Accommodating haulers

Given that haulers in many areas can choose where to take septage, Olson cited the importance of easy, convenient access to the receiving station. “Haulers want to be able to unload quickly — that is very critical,” he said.

A typical unloading area includes a 4- or 6-inch inlet valve with quick-connect hose hookup and an emergency stop switch. High-traffic plants can include dual systems that enable two trucks to unload at the same time. “The haulers operate the system by swiping a card or entering an ID number,” said Olson. “The treatment plant operator doesn’t have to be outside to run the equipment.”

The systems can include a touch-screen human machine interface (HMI) that lets plant operators know when a hauler is using the station; an on-screen emergency stop button is provided. The system can be configured to issue the hauler a customized invoice or to securely accept credit card payment and print a receipt.

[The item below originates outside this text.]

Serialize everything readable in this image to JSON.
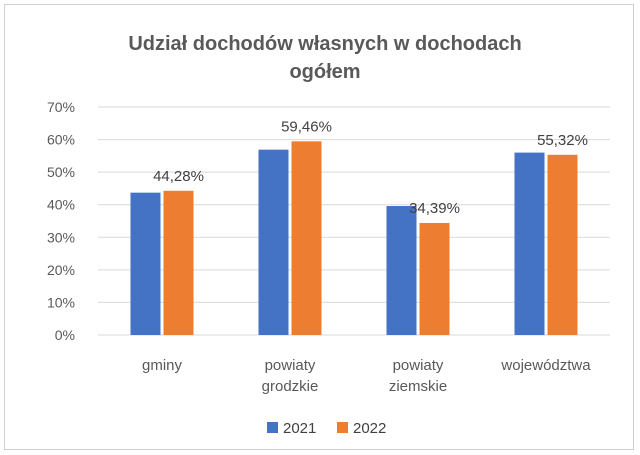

For larger facilities, data management and accounting capability can be added, collecting the hauler name, hauler ID number, unloading start time and date, unloading duration, waste type, gallons delivered, and other information. Plant managers can then download the stored data for review.

Pricing it right

The most essential aspect of receiving septage is charging a fair fee. Here, flow metering is critical. So are an analysis of the waste delivered and understanding the true costs of treatment. The first step is to calculate the pounds of BOD, TSS, nitrogen and phosphorus in a given truckload. Actual treatment costs vary from one plant to another. Components of those costs and thus the fee charged should include:

  • A flow charge per gallon for the truckload, reflecting the basic costs of capacity and depreciation of plant equipment.
  • Pounds of TSS multiplied by the dollars to remove each pound received.
  • Pounds of BOD multiplied by the dollars per pound to provide oxygen for aeration.
  • Net biosolids yield multiplied by the dollars to stabilize and process the material and haul it to its final destination.
  • Pounds of nitrogen multiplied by the dollars per pound to provide oxygen for aeration.
  • Pounds of phosphorus multiplied by the dollar cost of chemicals used per pound removed (plus an adder for depreciation on the chemical feed equipment).

The total of those cost components provides a sound basis for establishing fees for waste haulers, Olson said.

The bottom line: An efficient process for receiving and handling hauled waste, combined with an appropriate fee structure, can enable clean-water plants to offer a valuable service to their communities and generate revenue for plant upkeep, equipment replacements and upgrades needed to maximize performance and maintain consistent permit compliance.